Les Chroniques de Sire Jean Froissart/Livre I, Partie I/Chapitre CXLIII

Texte établi par J. A. C. Buchon (Ip. 124-125).
Livre I. — Partie I. [1340]

CHAPITRE CXLIII.


Comment à la requête et prière de madame Jeanne de Valois, sœur du roi de France et mère du comte de Hainaut, les deux rois firent traité de paix.


Ce siége de devant la cité de Tournay dura assez longuement, onze semaines trois jours moins : si pouvez bien croire et savoir qu’il y eut fait plusieurs escarmouches et paletis, tant à assaillir la cité comme ès chevauchées des compagnons bacheleureux l’un sur l’autre. Mais dedans la cité de Tournay avoit très bonne et sage chevalerie, envoyée en garnison de par le roi de France, si comme dessus est dit, qui tellement ensoignèrent et pensèrent que nul dommage ne s’y prit. Or n’est rien, si comme on dit, qui ne prenne fin.

On doit savoir que ce siége pendant, madame Jeanne de Valois, sœur au roi de France et mère au comte Guillaume de Hainaut, travailloit durement d’un ost en l’autre, afin que paix ou répit fût entre ces parties, par quoi on se départit sans bataille. Car la bonne dame véoit là de deux côtés toute la fleur et l’honneur de la chevalerie du monde : si eût vu trop ennuis, pour les grands périls qui en pouvoient venir, que bataille fut adressée entre eux. Et par plusieurs fois la bonne dame étoit chue aux pieds du roi de France son frère, en lui priant que répit ou traité d’accord fût pris entre lui et le roi anglois. Et quand la bonne dame avoit travaillé à ceux de France, elle s’en venoit à ceux de l’Empire, espécialement au duc de Brabant et au marquis de Juliers son fils qui avoit eu sa fille[1], et à messire Jean de Hainaut, et leur prioit que pour Dieu et pour pitié, ils voulsissent entendre à aucun traité d’accord, et avoier le roi d’Angleterre à ce qu’il y voulsit descendre.

Tant alla et tant procura la bonne dame entre ces seigneurs, avec l’aide et le conseil d’un gentil chevalier et sage, qui étoit moult bien de toutes les parties, qui s’appeloit messire Louis d’Angimont, que une journée de traiter fût accordée à lendemain, là où chacune des parties devoit envoyer quatre personnes suffisans pour traiter toutes bonnes voies pour accorder les dites parties, s’il plaisoit à Dieu, et souffrance de trois jours que l’un ne pouvoit ni devoit forfaire sur l’autre ; et se devoient assembler ces traiteurs en une chapelle séant en my les champs, qu’on appelle Esplechin.
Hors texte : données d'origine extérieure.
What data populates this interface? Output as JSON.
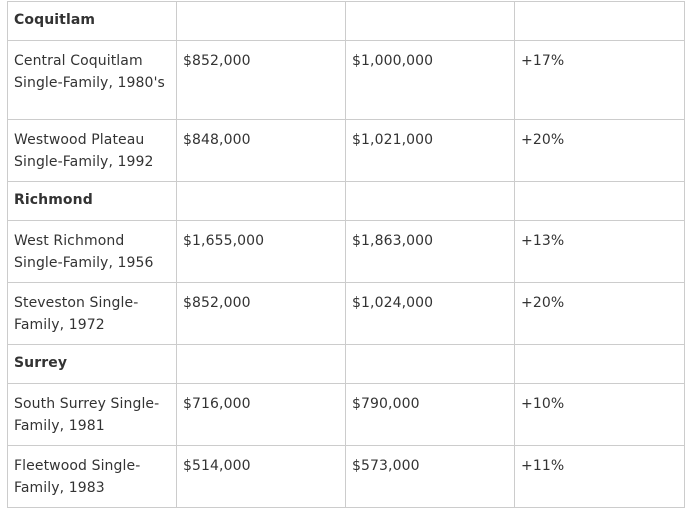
{
  "table": {
    "sections": [
      {
        "region": "Coquitlam",
        "rows": [
          {
            "property": "Central Coquitlam Single-Family, 1980's",
            "price1": "$852,000",
            "price2": "$1,000,000",
            "change": "+17%"
          },
          {
            "property": "Westwood Plateau Single-Family, 1992",
            "price1": "$848,000",
            "price2": "$1,021,000",
            "change": "+20%"
          }
        ]
      },
      {
        "region": "Richmond",
        "rows": [
          {
            "property": "West Richmond Single-Family, 1956",
            "price1": "$1,655,000",
            "price2": "$1,863,000",
            "change": "+13%"
          },
          {
            "property": "Steveston Single-Family, 1972",
            "price1": "$852,000",
            "price2": "$1,024,000",
            "change": "+20%"
          }
        ]
      },
      {
        "region": "Surrey",
        "rows": [
          {
            "property": "South Surrey Single-Family, 1981",
            "price1": "$716,000",
            "price2": "$790,000",
            "change": "+10%"
          },
          {
            "property": "Fleetwood Single-Family, 1983",
            "price1": "$514,000",
            "price2": "$573,000",
            "change": "+11%"
          }
        ]
      }
    ]
  }
}
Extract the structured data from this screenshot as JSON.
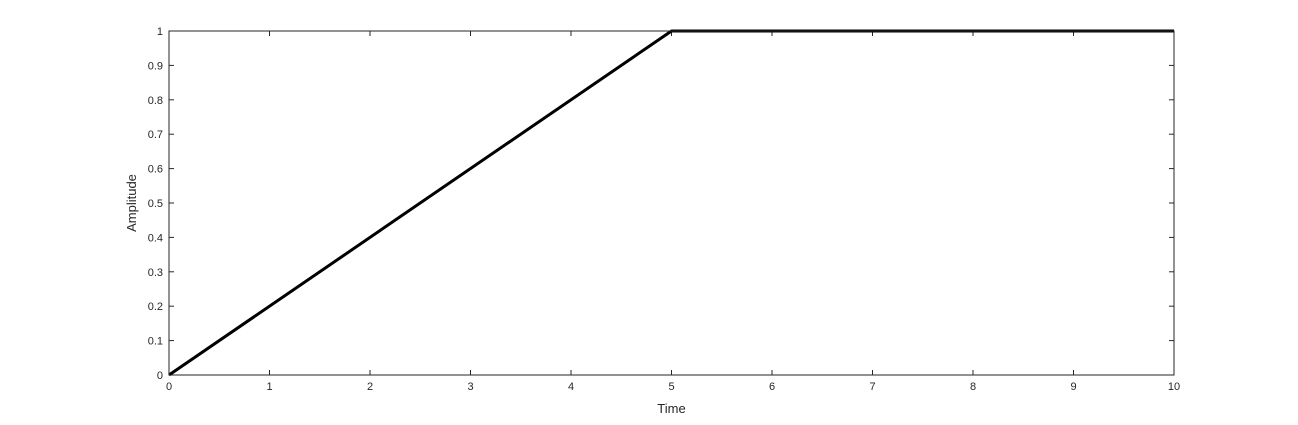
{
  "chart_data": {
    "type": "line",
    "title": "",
    "xlabel": "Time",
    "ylabel": "Amplitude",
    "xlim": [
      0,
      10
    ],
    "ylim": [
      0,
      1
    ],
    "xticks": [
      "0",
      "1",
      "2",
      "3",
      "4",
      "5",
      "6",
      "7",
      "8",
      "9",
      "10"
    ],
    "yticks": [
      "0",
      "0.1",
      "0.2",
      "0.3",
      "0.4",
      "0.5",
      "0.6",
      "0.7",
      "0.8",
      "0.9",
      "1"
    ],
    "grid": false,
    "legend": "none",
    "series": [
      {
        "x": [
          0,
          5,
          10
        ],
        "y": [
          0,
          1,
          1
        ],
        "color": "#000000"
      }
    ]
  }
}
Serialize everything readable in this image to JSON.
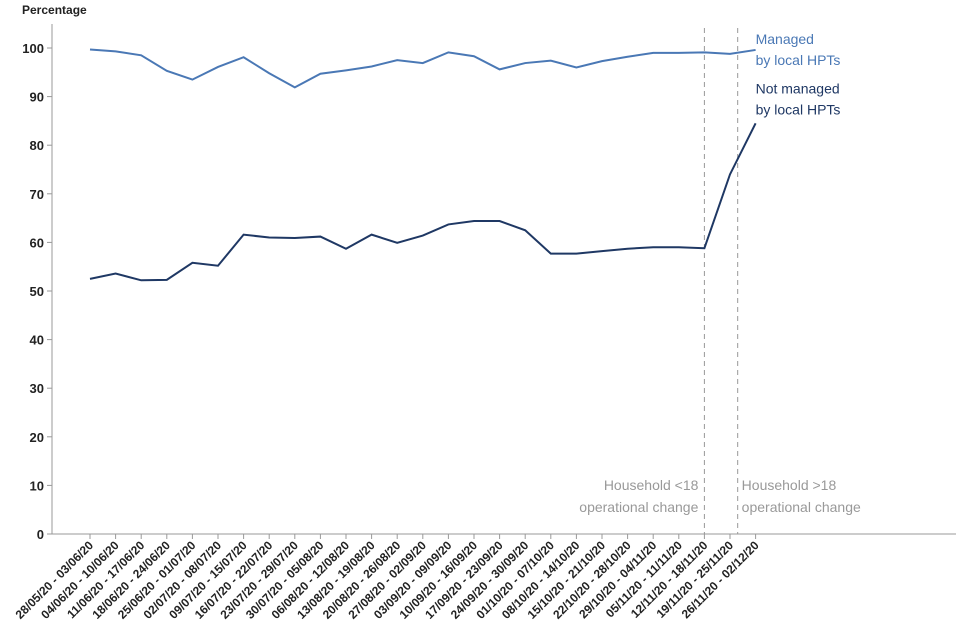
{
  "chart_data": {
    "type": "line",
    "y_axis_label": "Percentage",
    "categories": [
      "28/05/20 - 03/06/20",
      "04/06/20 - 10/06/20",
      "11/06/20 - 17/06/20",
      "18/06/20 - 24/06/20",
      "25/06/20 - 01/07/20",
      "02/07/20 - 08/07/20",
      "09/07/20 - 15/07/20",
      "16/07/20 - 22/07/20",
      "23/07/20 - 29/07/20",
      "30/07/20 - 05/08/20",
      "06/08/20 - 12/08/20",
      "13/08/20 - 19/08/20",
      "20/08/20 - 26/08/20",
      "27/08/20 - 02/09/20",
      "03/09/20 - 09/09/20",
      "10/09/20 - 16/09/20",
      "17/09/20 - 23/09/20",
      "24/09/20 - 30/09/20",
      "01/10/20 - 07/10/20",
      "08/10/20 - 14/10/20",
      "15/10/20 - 21/10/20",
      "22/10/20 - 28/10/20",
      "29/10/20 - 04/11/20",
      "05/11/20 - 11/11/20",
      "12/11/20 - 18/11/20",
      "19/11/20 - 25/11/20",
      "26/11/20 - 02/12/20"
    ],
    "series": [
      {
        "name": [
          "Managed",
          "by local HPTs"
        ],
        "color": "#4a78b5",
        "values": [
          99.7,
          99.3,
          98.5,
          95.3,
          93.5,
          96.1,
          98.1,
          94.8,
          91.9,
          94.7,
          95.4,
          96.2,
          97.5,
          96.9,
          99.1,
          98.3,
          95.6,
          96.9,
          97.4,
          96.0,
          97.3,
          98.2,
          99.0,
          99.0,
          99.1,
          98.8,
          99.6
        ]
      },
      {
        "name": [
          "Not managed",
          "by local HPTs"
        ],
        "color": "#1f3864",
        "values": [
          52.5,
          53.6,
          52.2,
          52.3,
          55.8,
          55.2,
          61.6,
          61.0,
          60.9,
          61.2,
          58.7,
          61.6,
          59.9,
          61.4,
          63.7,
          64.4,
          64.4,
          62.5,
          57.7,
          57.7,
          58.2,
          58.7,
          59.0,
          59.0,
          58.8,
          74.0,
          84.5
        ]
      }
    ],
    "annotations": [
      {
        "x": 24,
        "lines": [
          "Household <18",
          "operational change"
        ]
      },
      {
        "x": 25.3,
        "lines": [
          "Household >18",
          "operational change"
        ]
      }
    ],
    "ylim": [
      0,
      100
    ],
    "yticks": [
      0,
      10,
      20,
      30,
      40,
      50,
      60,
      70,
      80,
      90,
      100
    ],
    "grid": false
  }
}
Lendemain, après messe et après boire, les traiteurs vinrent ensemble en la dite chapelle, et la dessus dite bonne dame avec eux. De la partie du roi de France y furent envoyés Jean le roi de Behaigne, Charles le comte d’Alençon, frère du roi, l’évêque de Liége, le comte de Flandre et le comte d’Armagnac[2].

De la partie du roi d’Angleterre y furent envoyés le duc de Brabant, l’évêque de Lincolle, le duc de Guerles, le marquis de Juliers et messire Jean de Hainaut.

  1. Le marquis de Juliers avait épousé Jeanne de Hainaut, fille de la comtesse, laquelle Jeanne était morte en 1337.
  2. Dans la charte de cette trêve rapportée par Rymer, on trouve nommés parmi les plénipotentiaires français, au lieu du comte de Flandre, Raoul, duc de Lorraine, et Ayme, comte de Savoie ; et parmi les plénipotentiaires du roi d’Angleterre, il n’est point fait mention de l’évêque de Lincoln.